The Boom is the NBA G League affiliate of the Indiana Pacers, a team that has been a staple in Indianapolis for over half a century. The Pacers have showcased basketball at a high level throughout that time, from the ABA championship days of the 1970s, the attention-getting playoff runs of the 1990s, to the 2025 NBA Finals, where the Pacers were one Game 7 away from winning a championship.
The success is great, but it also means tickets are hard to come by. Defendis said it’s sometimes “very difficult, given the demand to attend a Pacers game,” for young people to get close to the action.
“The Arena is a beautiful, modern arena without a bad seat in the house,” said Defendis. “We want to extend the opportunities to the organizations and really work with those organizations to have opportunities to attend Boom games and experience that level of basketball up close, but also transition them to become Pacers fans over the course of their life.”
Defendis said his priority is to extend the awareness of the Boom into Noblesville’s neighboring communities. That includes Kokomo, the north side of Indianapolis – “anywhere within 15 to 20 to 45 minutes away,” he said.
“I think this is a great, family-friendly and affordable alternative,” said Defendis. “It’s high-quality basketball in a state that takes basketball very seriously.”
Defendis graduated from the University of Dayton in 2000, noting that he was the 14th member of his family to do so – “it’s definitely a family legacy,” he said. After working for AT&T for a year, he spent 21 years at HBO, working his way up from account executive to hold various positions at the network and its parent companies.
Defendis worked at the WWE in 2023, then the next year joined Xtreme One Entertainment, where he helped relaunch the company and its flagship property, Xtreme Fighting Championships. The mandate was to make the organization “the premier global development platform for next-generation MMA athletes,” Defendis said on his LinkedIn page.

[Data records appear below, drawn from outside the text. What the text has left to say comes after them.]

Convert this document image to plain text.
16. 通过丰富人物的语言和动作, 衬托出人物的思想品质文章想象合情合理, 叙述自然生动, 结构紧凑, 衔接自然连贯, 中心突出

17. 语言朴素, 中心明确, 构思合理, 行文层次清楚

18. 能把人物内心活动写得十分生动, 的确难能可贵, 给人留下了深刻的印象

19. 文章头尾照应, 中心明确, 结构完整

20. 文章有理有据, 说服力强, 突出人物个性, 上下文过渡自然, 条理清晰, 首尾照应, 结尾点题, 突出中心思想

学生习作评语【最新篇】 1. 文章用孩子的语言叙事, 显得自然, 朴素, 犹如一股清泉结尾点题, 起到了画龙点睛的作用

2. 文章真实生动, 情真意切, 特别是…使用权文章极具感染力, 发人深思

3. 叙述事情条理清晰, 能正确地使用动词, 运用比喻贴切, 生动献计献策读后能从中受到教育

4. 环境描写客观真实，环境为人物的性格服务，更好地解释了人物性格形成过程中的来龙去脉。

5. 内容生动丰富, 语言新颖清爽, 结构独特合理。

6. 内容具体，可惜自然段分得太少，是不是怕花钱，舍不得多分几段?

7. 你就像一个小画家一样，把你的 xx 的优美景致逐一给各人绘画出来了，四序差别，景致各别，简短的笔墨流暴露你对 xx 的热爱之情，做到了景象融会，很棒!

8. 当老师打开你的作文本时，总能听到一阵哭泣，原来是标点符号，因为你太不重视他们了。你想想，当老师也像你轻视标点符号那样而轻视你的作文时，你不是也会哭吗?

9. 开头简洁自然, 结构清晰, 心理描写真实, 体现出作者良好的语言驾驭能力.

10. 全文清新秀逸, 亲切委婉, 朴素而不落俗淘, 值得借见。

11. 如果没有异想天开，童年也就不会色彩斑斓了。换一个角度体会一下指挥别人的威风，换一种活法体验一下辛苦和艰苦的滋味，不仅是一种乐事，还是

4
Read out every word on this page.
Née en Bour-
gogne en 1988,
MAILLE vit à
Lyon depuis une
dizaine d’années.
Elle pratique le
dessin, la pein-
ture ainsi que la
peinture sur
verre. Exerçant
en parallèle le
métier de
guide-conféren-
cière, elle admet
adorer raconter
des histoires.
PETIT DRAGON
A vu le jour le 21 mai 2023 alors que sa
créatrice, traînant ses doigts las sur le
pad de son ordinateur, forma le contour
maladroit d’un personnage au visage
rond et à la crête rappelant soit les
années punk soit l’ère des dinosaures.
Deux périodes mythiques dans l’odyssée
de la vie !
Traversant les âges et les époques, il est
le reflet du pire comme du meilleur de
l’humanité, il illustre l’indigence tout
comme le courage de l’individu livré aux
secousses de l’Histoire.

“What we were trying to do was give opportunities to those athletes to fulfill their dreams and make it to the UFC,” said Defendis. He wants to continue that with his work at the Boom, giving opportunities to those athletes to achieve their dreams while making the experience “phenomenal for those players by filling the stands with fans and making sure the community knows and cares about them.”
Defendis knows about how to care for athletes. His son is a baseball player on the Westfield High School baseball team, while his daughter cheers for the Shamrocks. Defendis previously served on the board of Westfield Youth Sports and was a youth baseball coach for several years.